The decision points that you need to address with your data management strategy are:
- Consolidate data. A fundamental function provided by data management is to gather data, from various sources in various forms. This data is then turned into potential intelligence (actionable information) to aid in decision making.
- Provide intelligence. Data has no inherent value until it is used by someone, or some software, to make a decision. Data management provides appropriate access to data, and access to tools to manipulate and communicate it, to turn it into intelligence (actionable information).
- Ensure data security. This is a very important aspect of security in general. The fundamental issue is to ensure that people get access to only the information that they should, and that information is not available to people who shouldn’t have it. This is called the principle of “least access.” Data security must be addressed at both the virtual and physical levels.
- Analyze data. Existing data sources, and the data that they contain, must be explored and examined so that the data may be understood and hopefully be turned into intelligence.
- Evolve data assets. There are several categories of data that prove to be true assets over the long term: Test data that is used to support your testing efforts; reference data, also called lookup data, that describes relatively static entities such as states/provinces, product categories, or lines of business; Master data that is critical to your business, such as customer or supplier data; Meta data, which is data about data. Traditional data management tends to be reasonably good at this, although can be heavy handed at times and may not have the configuration management discipline that is common within the agile community.
- Specify data assets. At the enterprise level your models should be high level – lean thinking is that the more complex something is, the less detailed your models should be to describe it. This is why it is better to have a high-level conceptual model than a detailed enterprise data model (EDM) in most cases. Detailed models, such as physical data models (PDMs), are often needed for specific legacy data sources by delivery teams.
- Improve data quality. There is a range of strategies that you can adopt to ensure data quality. The agile community has developed concrete quality techniques – in particular database testing, continuous database integration, and database refactoring – that prove more effective than traditional strategies.

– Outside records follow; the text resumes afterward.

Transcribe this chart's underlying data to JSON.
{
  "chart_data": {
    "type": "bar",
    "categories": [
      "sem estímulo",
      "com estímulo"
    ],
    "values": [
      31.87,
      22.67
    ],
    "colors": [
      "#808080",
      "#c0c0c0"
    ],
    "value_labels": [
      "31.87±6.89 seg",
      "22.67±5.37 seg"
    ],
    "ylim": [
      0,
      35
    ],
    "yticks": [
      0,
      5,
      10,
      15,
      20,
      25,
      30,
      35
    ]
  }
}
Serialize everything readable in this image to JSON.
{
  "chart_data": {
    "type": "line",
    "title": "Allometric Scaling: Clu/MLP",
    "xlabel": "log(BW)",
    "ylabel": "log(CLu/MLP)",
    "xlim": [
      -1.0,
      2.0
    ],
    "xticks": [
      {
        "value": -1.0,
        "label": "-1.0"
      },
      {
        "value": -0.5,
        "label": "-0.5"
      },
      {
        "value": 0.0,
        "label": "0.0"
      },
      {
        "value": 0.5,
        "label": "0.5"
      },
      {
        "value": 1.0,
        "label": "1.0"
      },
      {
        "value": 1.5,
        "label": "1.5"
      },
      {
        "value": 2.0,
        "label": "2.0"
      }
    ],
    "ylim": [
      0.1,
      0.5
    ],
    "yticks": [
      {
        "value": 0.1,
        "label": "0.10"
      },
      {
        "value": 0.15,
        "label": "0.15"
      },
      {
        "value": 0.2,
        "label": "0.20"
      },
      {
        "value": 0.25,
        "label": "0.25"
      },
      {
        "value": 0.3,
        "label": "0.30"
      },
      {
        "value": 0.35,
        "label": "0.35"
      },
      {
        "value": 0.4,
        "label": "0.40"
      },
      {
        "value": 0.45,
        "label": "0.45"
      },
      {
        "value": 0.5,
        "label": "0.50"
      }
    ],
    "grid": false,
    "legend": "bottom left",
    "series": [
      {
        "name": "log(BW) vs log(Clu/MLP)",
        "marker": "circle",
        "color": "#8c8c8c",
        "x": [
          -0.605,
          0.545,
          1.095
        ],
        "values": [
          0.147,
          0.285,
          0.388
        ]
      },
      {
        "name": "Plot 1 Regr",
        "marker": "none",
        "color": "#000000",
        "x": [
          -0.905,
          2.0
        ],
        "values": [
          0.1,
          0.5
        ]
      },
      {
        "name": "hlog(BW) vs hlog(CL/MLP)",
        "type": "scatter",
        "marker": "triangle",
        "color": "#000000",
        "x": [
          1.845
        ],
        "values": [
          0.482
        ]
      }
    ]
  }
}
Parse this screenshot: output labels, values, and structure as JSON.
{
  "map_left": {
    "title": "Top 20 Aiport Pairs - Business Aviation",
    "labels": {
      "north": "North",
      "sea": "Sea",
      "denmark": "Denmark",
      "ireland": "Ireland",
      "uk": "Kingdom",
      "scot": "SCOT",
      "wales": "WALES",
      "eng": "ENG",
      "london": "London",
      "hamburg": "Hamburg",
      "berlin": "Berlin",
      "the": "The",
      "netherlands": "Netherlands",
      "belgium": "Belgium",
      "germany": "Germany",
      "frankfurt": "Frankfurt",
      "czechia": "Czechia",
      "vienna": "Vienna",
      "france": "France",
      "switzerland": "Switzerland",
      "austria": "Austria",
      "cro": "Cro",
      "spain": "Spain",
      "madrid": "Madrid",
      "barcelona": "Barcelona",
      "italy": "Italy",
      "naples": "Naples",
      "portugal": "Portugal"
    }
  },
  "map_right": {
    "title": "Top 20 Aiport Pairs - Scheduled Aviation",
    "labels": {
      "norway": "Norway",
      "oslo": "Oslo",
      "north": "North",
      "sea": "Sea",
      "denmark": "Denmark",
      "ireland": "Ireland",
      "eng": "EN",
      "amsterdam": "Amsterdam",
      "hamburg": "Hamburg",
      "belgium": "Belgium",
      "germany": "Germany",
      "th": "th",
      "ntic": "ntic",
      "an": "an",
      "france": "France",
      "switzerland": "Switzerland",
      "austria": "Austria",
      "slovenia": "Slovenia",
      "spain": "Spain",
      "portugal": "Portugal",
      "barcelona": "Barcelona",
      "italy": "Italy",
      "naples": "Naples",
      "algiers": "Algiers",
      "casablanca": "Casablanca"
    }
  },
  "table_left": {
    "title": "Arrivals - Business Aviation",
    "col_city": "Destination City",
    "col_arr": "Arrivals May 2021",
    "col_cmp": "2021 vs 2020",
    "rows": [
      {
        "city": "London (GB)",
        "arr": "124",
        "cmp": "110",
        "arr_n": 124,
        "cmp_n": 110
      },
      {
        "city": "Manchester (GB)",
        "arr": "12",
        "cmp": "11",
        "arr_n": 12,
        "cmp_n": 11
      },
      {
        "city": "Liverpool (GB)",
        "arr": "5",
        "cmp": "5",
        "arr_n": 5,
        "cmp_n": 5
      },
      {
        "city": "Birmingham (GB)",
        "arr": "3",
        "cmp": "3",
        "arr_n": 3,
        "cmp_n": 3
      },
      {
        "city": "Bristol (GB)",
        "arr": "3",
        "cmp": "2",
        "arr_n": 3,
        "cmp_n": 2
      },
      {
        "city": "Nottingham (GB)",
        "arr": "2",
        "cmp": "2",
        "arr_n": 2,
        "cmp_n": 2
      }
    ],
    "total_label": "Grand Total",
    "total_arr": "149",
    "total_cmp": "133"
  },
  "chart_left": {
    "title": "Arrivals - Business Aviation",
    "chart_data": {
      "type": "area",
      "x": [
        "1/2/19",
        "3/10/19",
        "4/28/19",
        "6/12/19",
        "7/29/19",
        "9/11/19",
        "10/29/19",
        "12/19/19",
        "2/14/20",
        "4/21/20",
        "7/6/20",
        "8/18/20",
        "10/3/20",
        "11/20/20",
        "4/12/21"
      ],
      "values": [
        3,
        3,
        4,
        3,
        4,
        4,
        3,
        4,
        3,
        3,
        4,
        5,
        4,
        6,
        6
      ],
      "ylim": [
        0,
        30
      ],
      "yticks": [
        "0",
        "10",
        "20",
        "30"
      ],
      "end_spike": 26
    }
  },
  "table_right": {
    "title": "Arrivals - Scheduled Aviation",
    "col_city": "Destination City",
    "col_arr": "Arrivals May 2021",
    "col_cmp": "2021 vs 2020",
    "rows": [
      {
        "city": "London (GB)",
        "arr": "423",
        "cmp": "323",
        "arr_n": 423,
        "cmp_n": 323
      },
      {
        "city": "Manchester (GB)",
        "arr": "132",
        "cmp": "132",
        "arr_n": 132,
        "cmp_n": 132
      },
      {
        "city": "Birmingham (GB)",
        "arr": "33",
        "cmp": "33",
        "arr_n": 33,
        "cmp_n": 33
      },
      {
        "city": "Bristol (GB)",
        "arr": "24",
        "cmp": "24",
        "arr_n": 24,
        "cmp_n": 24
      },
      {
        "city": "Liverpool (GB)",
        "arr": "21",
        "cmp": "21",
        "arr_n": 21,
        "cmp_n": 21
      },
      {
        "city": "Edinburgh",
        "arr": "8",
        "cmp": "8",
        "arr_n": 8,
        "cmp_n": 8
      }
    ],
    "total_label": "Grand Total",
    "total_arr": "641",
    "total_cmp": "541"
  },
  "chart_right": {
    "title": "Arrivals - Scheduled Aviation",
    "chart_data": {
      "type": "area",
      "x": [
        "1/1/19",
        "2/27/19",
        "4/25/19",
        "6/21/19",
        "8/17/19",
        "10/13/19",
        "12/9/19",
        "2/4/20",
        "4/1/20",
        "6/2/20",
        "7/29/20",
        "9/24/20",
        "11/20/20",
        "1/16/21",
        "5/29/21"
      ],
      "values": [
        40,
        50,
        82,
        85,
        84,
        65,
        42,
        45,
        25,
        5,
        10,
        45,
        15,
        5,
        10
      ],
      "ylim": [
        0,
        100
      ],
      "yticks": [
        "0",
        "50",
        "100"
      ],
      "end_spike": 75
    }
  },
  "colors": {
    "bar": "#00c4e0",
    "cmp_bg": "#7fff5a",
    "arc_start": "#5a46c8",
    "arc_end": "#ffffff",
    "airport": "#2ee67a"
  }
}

Meta data management (MDM) proves to be fragile in practice as the overhead of collecting and maintaining the meta data proves to be far greater than the benefit of doing so. Extract transform and load (ETL) strategies are commonplace for data warehouse (DW) efforts, but they are in effect band-aids that do nothing to fix data quality problems at the source.
- Refactor legacy data sources. Database refactoring is a key technique for safely improving the quality of your production databases. Where delivery teams will perform the short-term work of implementing the refactoring, there is organizational work to be done to communicate the refactoring, monitor usage of deprecated schema, and eventually remove deprecated schema and any scaffolding required to implement the refactoring.
- Govern data. Data, and the activities surrounding it, should be governed within your organization. Data governance is part of your overall governance efforts.
Looking at the diagram above, traditional data management professionals may believe that some activities are missing. These activities may include:
- Enterprise data architecture. This is addressed by the enterprise architecture process blade. The DA philosophy is to optimize the whole. When data architecture (or security architecture, or network architecture, or…) is split out from EA it often tends to be locally optimized and as a result does not fit well with the rest of the architectural vision.
- Operational database administration. This is addressed by the IT operations process blade, once again to optimize the operational whole over locally optimizing the “data part.”
As you can see, we’re not talking about your grandfather’s approach to data management. As Figure 2 summarizes, organizations are now shifting from the slow and documentation-heavy bureaucratic strategies of traditional Data Management towards the collaborative, streamlined, and quality-driven agile/lean strategies that focus on enabling others rather than controlling them.